IE – funky scroll crash problem on certain websites (theverge.com) fixed
I’ll note it’s painfully slower at first, but after you’ve used it for a day it’s only a small amount slower than lumia black, but IE is noticeably faster
Gripes still on the table:
Calendar – Still won’t show multiple calendars in Google (the reason why I’m still switching)
performance – when WebOS seems lightning fast on my touchpad from 4 years ago, there’s a problem.
Bravo M$ for making a product better… should’ve done this 18 months ago.
Is Cortana working for you?
It is working for me after a change in language and region settings. It is pretty good but still hit and miss. The voice recognition seems to work really well, but often it just goes to a websearch instead of doing something useful
“set an alarm for 7″…perfect
“turn of the alarm”, ‘which one’, “8”…..perfect
“turn of all alarms”….no action
“send a new email to my contact”…no action
Thanks for the reply – much appreciated. I changed my language settings to US English and Cortana appeared. I’m surprised at how well it understands my non-US accent, but now that it works I don’t know what to do with it…

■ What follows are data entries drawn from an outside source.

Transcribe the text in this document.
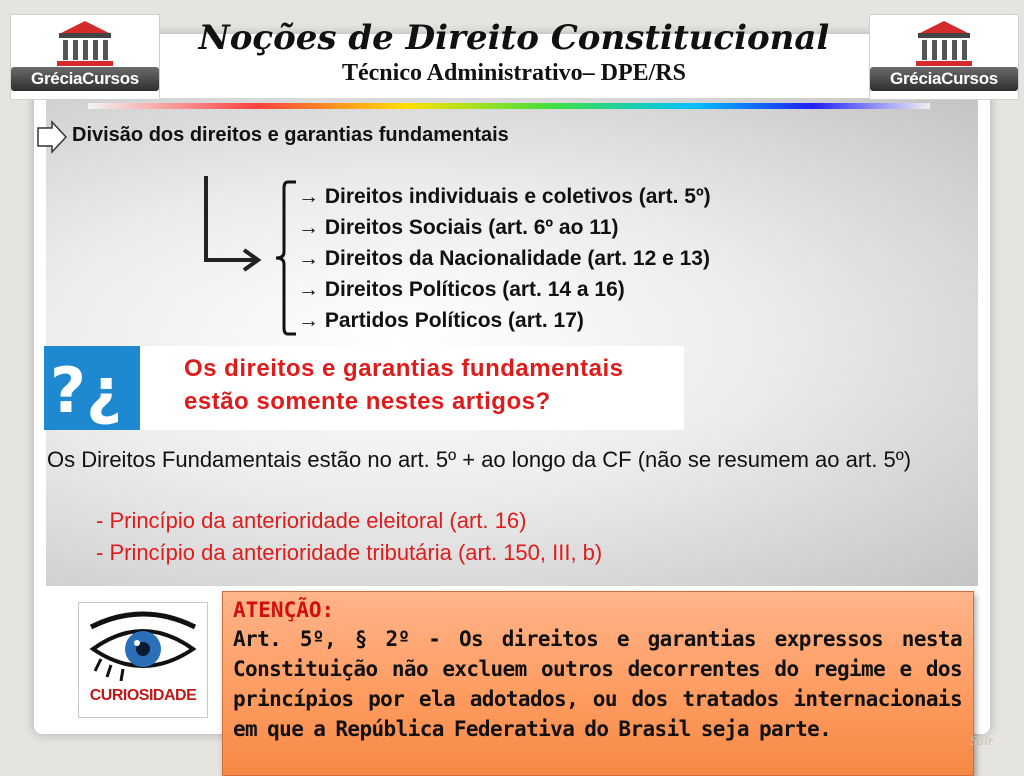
GréciaCursos	GréciaCursos
Noções de Direito Constitucional
Técnico Administrativo– DPE/RS
Divisão dos direitos e garantias fundamentais
→ Direitos individuais e coletivos (art. 5º)
→ Direitos Sociais (art. 6º ao 11)
→ Direitos da Nacionalidade (art. 12 e 13)
→ Direitos Políticos (art. 14 a 16)
→ Partidos Políticos (art. 17)
?¿	Os direitos e garantias fundamentais estão somente nestes artigos?
Os Direitos Fundamentais estão no art. 5º + ao longo da CF (não se resumem ao art. 5º)
- Princípio da anterioridade eleitoral (art. 16)
- Princípio da anterioridade tributária (art. 150, III, b)
CURIOSIDADE
ATENÇÃO:
Art. 5º, § 2º - Os direitos e garantias expressos nesta Constituição não excluem outros decorrentes do regime e dos princípios por ela adotados, ou dos tratados internacionais em que a República Federativa do Brasil seja parte.
Sair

You don’t know what to do with it…
or you don’t know what to do without it?
The first one is the same opinion that I had about Siri for a while…great for a demo and 1 or 2 simple things, but overall pretty useless
The second is of course what Microsoft is hoping for
Yes, technically she is working for me, not against me
I like the mode you can set her in to automatically text people to stop calling/texting me while I’m driving.